Mixing bytecode and native

I think it’s been discussed before but cannot find any lasting reference to this, so here goes.

What are the technical limitations to having programs that mix bytecode and native (OCaml) code? Say, a toplevel that can load/link .cmxs files but retain the ability to evaluate new toplevel phrases in bytecode? My naive understanding is that memory representation is the same for native and bytecode, so that should boil down to incompatible call conventions?

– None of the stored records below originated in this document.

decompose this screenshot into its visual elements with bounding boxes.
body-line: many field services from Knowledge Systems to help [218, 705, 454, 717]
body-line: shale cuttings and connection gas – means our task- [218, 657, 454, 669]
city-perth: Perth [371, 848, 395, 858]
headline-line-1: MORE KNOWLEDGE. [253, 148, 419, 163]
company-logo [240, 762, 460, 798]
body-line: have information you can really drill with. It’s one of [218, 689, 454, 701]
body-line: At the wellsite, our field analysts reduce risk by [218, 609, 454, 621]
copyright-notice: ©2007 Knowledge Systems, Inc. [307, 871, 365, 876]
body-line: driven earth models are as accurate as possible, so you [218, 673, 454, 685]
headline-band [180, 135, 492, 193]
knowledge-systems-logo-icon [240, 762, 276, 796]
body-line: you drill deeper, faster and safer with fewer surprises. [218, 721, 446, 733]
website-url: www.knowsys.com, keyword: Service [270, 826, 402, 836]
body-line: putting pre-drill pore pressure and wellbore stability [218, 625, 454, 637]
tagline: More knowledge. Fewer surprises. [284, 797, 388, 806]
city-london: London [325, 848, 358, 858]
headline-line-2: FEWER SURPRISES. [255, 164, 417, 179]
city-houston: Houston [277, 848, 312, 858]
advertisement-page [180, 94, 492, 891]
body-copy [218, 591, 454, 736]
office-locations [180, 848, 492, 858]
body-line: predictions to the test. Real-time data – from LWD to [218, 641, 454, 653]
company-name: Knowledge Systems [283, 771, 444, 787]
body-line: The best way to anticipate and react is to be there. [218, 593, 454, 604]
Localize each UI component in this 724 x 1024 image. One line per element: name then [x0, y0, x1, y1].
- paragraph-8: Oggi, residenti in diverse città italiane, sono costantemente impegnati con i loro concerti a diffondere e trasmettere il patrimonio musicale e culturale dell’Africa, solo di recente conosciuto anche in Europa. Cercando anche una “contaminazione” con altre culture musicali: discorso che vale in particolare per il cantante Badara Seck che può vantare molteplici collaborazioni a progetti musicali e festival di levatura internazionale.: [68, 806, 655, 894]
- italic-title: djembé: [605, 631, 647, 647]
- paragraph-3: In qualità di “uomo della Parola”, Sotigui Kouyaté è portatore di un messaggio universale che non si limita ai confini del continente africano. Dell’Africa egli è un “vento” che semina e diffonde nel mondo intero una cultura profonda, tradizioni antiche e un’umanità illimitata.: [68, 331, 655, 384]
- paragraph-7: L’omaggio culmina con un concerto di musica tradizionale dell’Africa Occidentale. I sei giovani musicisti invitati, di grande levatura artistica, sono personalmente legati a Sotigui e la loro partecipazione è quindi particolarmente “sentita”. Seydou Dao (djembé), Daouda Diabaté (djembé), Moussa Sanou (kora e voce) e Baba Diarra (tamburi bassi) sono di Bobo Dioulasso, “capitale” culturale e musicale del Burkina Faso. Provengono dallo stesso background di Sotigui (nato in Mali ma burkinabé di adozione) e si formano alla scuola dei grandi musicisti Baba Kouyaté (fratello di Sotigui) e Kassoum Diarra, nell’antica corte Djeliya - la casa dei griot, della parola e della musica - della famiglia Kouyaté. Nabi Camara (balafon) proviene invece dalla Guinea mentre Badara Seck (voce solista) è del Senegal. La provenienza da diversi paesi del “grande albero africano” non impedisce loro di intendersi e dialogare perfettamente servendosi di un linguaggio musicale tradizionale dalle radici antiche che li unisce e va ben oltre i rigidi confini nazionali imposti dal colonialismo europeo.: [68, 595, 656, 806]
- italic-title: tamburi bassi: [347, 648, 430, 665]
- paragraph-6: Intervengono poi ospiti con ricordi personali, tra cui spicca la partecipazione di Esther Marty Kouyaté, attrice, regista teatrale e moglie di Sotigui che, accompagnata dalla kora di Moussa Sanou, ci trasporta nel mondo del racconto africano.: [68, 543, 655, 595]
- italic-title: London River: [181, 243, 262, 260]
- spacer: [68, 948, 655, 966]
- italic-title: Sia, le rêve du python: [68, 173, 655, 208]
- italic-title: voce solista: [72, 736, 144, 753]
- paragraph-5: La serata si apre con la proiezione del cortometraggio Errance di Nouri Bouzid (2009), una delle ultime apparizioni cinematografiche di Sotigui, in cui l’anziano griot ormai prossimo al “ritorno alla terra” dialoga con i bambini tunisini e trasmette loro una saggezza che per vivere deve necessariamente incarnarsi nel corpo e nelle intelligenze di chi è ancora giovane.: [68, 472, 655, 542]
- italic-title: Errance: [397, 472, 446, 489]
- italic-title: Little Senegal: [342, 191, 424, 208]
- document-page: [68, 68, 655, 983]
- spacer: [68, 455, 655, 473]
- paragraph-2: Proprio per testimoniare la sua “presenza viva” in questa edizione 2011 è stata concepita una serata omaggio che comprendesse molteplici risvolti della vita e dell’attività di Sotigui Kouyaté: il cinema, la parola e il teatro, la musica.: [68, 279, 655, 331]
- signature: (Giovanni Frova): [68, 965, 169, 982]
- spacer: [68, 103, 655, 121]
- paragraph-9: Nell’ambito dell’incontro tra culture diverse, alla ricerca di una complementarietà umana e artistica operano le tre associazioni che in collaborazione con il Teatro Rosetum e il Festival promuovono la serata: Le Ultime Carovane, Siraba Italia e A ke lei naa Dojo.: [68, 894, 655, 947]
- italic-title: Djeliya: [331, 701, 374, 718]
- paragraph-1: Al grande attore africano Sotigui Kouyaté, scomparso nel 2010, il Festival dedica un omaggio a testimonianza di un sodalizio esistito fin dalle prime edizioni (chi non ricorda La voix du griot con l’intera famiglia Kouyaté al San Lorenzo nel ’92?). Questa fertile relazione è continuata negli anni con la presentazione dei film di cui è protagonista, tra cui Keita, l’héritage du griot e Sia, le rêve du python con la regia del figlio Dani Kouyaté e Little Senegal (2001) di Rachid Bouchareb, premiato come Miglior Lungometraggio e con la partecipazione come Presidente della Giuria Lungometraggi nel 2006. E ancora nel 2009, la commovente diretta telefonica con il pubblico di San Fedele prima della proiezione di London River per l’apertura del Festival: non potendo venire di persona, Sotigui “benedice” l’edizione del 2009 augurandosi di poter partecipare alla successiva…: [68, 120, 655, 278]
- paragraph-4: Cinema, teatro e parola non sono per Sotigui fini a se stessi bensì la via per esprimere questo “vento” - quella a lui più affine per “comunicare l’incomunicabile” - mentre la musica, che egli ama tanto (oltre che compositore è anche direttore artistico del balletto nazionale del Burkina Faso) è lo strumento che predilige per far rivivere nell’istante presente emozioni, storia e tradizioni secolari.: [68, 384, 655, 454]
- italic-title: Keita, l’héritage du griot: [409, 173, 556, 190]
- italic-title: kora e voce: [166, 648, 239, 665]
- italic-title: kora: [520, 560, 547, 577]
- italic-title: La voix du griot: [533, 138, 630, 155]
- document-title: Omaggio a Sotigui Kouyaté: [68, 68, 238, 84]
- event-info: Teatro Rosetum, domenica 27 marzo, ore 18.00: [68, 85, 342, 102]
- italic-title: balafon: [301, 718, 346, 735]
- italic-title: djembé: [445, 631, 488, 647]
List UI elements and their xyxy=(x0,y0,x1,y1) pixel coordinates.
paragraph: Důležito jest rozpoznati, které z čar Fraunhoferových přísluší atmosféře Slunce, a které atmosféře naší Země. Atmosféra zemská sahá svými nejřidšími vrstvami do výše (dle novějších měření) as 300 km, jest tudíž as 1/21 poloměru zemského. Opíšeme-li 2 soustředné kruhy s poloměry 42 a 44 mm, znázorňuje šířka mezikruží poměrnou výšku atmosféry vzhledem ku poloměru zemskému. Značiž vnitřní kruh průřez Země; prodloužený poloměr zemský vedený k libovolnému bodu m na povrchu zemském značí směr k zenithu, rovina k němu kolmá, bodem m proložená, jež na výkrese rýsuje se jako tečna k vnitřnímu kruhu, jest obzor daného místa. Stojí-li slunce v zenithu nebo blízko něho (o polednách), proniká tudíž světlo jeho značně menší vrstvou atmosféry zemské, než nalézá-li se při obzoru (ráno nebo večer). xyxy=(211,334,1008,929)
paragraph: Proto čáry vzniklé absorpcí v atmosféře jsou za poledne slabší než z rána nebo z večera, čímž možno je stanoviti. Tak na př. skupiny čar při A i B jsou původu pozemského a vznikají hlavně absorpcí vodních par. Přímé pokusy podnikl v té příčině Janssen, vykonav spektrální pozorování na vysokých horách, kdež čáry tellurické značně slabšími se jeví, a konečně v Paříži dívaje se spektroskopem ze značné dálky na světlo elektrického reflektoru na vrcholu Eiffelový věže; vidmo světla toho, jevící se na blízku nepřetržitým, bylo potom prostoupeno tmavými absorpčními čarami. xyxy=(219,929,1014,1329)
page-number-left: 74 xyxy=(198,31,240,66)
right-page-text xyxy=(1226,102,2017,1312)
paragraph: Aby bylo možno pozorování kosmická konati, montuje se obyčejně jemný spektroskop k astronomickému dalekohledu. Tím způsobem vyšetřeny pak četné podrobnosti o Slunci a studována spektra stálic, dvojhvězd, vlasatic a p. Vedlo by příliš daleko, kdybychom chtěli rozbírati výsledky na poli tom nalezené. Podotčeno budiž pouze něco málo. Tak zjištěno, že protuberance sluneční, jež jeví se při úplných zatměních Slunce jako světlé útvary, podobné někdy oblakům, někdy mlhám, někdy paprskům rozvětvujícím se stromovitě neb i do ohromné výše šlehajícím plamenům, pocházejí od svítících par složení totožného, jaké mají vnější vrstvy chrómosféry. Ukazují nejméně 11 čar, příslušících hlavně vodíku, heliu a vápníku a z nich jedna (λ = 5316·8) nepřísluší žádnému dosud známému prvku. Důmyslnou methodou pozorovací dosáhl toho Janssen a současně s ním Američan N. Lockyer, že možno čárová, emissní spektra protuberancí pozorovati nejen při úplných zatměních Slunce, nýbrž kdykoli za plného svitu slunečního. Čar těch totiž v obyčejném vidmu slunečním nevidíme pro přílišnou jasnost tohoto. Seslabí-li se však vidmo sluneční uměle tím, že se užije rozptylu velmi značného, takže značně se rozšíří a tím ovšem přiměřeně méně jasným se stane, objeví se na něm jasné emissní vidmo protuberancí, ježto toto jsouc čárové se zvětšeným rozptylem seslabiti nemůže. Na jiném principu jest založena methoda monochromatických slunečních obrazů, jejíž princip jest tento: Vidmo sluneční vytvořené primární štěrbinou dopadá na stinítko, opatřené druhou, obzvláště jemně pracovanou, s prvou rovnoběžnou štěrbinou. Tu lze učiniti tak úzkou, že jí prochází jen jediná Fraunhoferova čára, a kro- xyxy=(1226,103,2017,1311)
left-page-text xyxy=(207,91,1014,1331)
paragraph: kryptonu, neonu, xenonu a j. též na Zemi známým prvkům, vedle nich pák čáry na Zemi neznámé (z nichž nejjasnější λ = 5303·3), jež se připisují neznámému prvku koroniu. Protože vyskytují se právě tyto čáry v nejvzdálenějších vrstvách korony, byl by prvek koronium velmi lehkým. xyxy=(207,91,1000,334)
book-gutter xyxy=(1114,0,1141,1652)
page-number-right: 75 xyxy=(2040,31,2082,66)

I think such a thing would be very desirable for any repl-driven workflow, including dune utop path/ and the likes. Most of the code that needs to be efficient would be natively compiled, so one wouldn’t be that badly impacted by bytecode performance compared to the current situation. I’d be very interested in hearing/reading about how difficult to do this would be.

2 Likes

I would say so. In Coq, we are mixing both, and the intricate part is indeed calling convention. When calling native code from bytecode, the bytecode first calls a C function which in turns call caml_callback.

How do you handle calls to bytecode functions from the native side ? In my intuition there’s no good way to make it work, so you would need to make sure that no bytecode closures are reachable from the native side. If you have found a way around that, I’m curious to know how it’s done.

Regarding the repl-driven workflow, a few people keep working on the native toplevel, so it’s possible that at some point it will become part of the official distribution.

There are no calls to bytecode functions, only calls to the bytecode interpreter, which is a C function. So, one direction or the other, calls go through C code, which requires a bit of discipline.

And to be complete, I should mention that the execution goes from native code to bytecode to native code (and back), but no further. The inner native code does not call any bytecode. In other words, the bytecode interpreter is not reentrant, as far as we are concerned.